Kevin McGowan

Linda Samuelson Lab

Areas of Interest

The gastrointestinal tract is home to highly proliferative epithelial stem cells that constantly divide to restore the intestinal lining every 3-5 days. These resident stem cells are maintained by a specialized microenvironment of factors that promote self-renewal, known as a niche. During homeostasis the niche is tightly regulated to promote both self-renewal and differentiation to maintain epithelial health and integrity. However, in injury and disease stem cell activity is altered through either cell-intrinsic or niche-dependent mechanisms to promote proliferation. My research focuses on understanding these two axes, injury and disease, to further our understanding of stem cell function in the gastrointestinal tract. In injury, we are looking at how the niche environment responds to loss of stem cells due to irradiation damage, and how different populations of cells contribute to this regenerative process.
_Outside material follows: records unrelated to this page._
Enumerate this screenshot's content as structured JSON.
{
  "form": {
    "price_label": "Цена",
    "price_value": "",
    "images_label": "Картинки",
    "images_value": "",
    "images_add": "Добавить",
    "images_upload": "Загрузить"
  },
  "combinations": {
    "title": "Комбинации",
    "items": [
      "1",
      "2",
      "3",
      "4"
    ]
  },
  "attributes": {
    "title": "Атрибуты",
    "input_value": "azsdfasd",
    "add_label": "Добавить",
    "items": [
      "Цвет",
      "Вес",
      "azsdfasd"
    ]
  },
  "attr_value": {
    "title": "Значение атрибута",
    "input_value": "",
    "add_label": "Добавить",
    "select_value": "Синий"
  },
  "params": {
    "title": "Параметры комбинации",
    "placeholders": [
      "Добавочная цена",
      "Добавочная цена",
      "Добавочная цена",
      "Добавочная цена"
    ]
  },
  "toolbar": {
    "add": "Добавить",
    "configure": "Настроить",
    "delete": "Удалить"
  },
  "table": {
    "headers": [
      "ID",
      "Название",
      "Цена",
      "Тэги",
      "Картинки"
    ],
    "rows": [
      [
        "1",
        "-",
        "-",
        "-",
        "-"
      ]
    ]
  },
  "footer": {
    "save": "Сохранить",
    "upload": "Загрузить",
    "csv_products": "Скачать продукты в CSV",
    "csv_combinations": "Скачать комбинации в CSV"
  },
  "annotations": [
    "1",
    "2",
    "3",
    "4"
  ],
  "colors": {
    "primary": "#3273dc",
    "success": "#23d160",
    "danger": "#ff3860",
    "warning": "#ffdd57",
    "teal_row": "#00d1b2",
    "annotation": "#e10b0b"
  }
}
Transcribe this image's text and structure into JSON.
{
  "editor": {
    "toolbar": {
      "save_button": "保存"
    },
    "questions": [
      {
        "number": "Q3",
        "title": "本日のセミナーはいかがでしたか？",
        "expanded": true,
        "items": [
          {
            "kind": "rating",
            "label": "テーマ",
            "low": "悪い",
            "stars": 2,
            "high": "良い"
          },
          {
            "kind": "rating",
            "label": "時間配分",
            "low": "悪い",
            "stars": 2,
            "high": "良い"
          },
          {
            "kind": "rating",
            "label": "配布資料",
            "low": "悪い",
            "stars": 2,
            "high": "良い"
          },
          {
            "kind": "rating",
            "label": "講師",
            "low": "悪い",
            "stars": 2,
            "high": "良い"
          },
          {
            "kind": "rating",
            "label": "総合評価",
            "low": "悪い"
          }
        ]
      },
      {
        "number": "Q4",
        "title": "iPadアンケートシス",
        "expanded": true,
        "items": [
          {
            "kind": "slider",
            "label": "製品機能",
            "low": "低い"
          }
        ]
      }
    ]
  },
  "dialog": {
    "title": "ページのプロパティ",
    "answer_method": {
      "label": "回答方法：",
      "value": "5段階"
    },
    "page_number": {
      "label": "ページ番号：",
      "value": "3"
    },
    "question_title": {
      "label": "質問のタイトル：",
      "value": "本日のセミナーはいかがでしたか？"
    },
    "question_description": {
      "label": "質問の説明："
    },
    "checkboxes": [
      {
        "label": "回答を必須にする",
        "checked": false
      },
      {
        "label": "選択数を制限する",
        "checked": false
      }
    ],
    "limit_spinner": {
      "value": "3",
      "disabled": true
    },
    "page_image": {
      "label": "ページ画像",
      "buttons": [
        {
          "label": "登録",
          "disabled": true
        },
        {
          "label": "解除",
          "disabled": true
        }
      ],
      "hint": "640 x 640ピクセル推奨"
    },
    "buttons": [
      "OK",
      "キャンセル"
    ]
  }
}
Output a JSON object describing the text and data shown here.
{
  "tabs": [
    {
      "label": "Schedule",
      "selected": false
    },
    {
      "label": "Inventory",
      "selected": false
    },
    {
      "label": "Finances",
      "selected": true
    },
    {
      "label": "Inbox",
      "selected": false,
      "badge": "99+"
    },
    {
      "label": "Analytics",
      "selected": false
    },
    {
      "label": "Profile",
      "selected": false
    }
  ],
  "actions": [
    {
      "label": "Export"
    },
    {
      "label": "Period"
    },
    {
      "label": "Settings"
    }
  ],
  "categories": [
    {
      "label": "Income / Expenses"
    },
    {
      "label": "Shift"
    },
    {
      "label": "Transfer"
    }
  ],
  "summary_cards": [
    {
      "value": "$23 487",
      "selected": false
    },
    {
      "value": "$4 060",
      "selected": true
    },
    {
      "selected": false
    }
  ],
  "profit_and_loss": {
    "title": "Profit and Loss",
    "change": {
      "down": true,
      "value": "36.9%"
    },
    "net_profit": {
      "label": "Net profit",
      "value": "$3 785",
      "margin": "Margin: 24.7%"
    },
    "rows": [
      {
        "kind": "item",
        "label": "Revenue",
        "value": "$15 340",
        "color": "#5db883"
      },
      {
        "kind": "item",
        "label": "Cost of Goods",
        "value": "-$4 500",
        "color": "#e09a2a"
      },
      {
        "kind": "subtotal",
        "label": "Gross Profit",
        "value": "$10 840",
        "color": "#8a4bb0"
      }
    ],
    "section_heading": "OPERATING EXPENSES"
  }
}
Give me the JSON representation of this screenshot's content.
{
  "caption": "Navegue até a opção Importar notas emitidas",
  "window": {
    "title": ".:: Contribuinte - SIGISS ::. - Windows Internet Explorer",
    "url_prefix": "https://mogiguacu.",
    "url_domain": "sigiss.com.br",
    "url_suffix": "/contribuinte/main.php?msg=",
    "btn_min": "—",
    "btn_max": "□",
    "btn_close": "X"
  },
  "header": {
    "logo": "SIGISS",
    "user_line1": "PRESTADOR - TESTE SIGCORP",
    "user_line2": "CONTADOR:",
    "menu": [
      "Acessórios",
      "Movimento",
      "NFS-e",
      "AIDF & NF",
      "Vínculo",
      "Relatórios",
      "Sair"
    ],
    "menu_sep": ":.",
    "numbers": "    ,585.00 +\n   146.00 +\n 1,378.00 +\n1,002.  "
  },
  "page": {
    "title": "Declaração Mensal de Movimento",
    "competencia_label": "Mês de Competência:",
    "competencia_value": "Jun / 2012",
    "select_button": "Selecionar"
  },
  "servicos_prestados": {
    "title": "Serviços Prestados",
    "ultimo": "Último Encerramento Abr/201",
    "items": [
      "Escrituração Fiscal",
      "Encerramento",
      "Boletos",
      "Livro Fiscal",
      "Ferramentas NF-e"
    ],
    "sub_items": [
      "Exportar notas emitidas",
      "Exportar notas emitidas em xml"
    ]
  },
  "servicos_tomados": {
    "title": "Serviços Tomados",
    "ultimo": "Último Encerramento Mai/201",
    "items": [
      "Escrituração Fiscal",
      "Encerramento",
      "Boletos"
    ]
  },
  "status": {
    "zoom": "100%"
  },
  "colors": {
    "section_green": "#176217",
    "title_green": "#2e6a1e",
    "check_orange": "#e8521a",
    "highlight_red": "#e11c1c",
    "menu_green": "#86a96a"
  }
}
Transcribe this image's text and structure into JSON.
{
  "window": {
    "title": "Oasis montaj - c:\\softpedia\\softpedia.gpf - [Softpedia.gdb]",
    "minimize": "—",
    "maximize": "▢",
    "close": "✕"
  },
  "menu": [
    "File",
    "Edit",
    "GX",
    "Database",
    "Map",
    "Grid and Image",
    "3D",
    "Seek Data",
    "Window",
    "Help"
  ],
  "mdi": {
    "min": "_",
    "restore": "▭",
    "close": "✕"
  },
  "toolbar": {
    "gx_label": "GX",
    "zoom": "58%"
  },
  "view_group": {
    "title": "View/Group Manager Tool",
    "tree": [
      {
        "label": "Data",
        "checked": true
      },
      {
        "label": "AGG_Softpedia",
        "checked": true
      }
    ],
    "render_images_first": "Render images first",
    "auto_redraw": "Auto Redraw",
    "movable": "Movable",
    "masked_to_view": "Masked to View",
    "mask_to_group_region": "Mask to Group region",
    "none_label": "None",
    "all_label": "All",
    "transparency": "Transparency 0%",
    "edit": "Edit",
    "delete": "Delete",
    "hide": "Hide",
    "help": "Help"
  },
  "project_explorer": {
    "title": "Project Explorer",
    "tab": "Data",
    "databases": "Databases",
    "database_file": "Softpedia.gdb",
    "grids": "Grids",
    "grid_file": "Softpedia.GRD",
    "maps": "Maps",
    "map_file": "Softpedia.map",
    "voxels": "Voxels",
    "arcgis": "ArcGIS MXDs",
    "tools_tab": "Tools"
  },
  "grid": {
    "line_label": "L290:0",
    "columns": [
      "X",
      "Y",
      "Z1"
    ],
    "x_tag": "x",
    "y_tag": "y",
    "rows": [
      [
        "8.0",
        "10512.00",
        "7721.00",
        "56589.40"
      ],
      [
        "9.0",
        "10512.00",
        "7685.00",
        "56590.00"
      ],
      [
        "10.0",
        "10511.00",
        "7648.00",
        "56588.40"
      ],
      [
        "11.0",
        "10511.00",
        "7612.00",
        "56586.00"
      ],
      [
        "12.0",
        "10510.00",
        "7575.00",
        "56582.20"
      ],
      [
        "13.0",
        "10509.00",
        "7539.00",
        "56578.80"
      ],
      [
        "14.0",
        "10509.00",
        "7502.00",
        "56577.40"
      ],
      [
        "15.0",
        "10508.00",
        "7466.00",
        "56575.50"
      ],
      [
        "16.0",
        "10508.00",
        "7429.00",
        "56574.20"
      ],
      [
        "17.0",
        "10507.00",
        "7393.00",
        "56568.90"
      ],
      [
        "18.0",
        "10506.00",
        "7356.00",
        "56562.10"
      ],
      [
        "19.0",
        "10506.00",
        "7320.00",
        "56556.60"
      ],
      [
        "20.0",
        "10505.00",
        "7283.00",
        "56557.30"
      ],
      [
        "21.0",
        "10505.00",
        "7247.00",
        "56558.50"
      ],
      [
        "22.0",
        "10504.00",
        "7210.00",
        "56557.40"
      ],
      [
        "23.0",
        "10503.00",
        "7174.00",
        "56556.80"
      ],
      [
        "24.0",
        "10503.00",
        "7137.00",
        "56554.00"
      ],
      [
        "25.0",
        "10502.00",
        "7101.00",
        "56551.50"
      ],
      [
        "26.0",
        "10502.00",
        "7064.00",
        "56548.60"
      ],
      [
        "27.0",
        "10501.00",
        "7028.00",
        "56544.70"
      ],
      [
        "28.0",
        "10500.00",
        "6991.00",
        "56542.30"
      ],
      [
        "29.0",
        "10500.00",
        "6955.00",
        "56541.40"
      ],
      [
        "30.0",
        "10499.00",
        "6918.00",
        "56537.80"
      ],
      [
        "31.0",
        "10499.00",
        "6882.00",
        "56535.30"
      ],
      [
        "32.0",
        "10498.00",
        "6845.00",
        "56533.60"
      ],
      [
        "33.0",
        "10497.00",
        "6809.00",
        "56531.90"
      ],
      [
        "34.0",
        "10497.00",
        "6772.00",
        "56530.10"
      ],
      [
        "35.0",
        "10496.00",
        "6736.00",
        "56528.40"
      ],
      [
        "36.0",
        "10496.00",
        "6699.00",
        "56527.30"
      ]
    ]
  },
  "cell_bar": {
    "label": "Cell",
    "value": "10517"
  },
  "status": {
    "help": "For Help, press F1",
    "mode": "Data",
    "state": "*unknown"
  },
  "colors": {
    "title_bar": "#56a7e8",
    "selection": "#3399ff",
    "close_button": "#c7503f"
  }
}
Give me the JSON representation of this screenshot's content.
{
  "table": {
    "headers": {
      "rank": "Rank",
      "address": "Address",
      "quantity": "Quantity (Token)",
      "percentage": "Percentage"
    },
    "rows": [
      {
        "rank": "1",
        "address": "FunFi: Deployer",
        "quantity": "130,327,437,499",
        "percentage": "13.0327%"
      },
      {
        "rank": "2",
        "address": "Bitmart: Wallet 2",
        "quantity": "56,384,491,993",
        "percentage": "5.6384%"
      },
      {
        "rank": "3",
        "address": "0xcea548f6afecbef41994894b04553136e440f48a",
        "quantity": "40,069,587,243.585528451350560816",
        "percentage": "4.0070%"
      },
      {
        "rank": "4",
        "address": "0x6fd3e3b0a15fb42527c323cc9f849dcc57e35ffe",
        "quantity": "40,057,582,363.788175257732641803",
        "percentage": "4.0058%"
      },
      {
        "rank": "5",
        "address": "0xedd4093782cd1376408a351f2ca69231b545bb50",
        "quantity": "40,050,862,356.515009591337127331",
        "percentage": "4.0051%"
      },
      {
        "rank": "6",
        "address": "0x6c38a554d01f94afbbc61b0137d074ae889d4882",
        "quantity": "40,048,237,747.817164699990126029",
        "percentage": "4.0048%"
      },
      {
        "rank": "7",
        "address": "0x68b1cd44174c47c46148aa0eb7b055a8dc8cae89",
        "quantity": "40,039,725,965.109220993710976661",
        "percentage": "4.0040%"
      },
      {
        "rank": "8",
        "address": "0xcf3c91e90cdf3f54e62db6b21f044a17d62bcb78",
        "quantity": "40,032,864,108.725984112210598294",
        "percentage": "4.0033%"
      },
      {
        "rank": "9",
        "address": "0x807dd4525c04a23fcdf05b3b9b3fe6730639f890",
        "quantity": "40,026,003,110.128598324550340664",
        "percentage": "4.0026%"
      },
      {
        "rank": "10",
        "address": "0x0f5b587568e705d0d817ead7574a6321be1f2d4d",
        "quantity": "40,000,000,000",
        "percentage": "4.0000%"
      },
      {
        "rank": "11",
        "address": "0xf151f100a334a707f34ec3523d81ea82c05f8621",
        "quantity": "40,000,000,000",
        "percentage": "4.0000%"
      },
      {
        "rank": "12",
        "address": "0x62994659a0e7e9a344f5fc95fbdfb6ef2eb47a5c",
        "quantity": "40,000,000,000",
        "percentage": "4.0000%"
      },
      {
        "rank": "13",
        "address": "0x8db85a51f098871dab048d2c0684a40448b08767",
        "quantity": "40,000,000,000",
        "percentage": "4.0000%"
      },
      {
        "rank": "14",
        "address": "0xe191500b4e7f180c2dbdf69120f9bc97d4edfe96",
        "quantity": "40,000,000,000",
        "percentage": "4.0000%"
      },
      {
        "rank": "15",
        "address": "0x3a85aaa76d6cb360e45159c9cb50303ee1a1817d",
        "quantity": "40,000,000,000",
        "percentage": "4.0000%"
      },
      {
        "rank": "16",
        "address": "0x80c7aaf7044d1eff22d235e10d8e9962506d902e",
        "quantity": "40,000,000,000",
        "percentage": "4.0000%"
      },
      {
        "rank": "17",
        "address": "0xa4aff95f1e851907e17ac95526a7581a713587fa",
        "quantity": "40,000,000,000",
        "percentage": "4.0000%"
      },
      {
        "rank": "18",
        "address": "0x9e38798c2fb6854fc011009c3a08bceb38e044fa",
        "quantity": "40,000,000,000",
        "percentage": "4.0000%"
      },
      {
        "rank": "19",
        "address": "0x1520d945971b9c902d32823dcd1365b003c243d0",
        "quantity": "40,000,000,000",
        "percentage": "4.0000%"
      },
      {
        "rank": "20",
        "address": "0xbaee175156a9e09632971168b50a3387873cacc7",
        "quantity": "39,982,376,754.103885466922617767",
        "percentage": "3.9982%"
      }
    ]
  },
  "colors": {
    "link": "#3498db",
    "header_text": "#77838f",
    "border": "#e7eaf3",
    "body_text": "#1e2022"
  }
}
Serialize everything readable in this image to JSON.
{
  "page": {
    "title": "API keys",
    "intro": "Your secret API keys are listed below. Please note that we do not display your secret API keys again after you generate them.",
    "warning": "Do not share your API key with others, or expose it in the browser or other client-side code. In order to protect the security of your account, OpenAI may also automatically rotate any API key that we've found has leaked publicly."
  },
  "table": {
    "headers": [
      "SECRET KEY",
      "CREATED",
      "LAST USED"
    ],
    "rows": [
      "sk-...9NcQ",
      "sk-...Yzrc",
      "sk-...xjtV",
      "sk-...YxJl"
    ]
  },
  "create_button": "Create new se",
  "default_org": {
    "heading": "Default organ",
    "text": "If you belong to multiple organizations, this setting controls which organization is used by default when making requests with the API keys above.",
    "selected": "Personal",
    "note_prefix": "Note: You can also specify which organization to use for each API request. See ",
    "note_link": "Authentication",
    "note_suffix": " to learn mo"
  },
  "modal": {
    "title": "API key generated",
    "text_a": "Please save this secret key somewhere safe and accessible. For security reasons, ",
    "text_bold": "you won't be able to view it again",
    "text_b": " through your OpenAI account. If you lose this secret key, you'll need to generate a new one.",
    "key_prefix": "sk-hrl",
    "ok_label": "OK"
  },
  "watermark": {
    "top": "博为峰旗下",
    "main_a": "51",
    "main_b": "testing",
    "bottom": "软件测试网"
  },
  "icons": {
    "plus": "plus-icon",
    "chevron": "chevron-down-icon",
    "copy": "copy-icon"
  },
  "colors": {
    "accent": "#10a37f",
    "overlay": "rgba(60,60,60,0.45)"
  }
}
In disease, we are specifically looking at how dysregulated Wnt signaling, and essential component of the niche environment, contributes to the formation of gastric polyps in patients with familial adenomatous polyposis (FAP). While FAP leads to the development of polyps throughout the gastrointestinal tract, the stomach is largely spared from the cancerous phenotype that plagues the colon. We are therefore investigating regional differences in Wnt signaling and how these differences may underlie the formation of gastric polyps.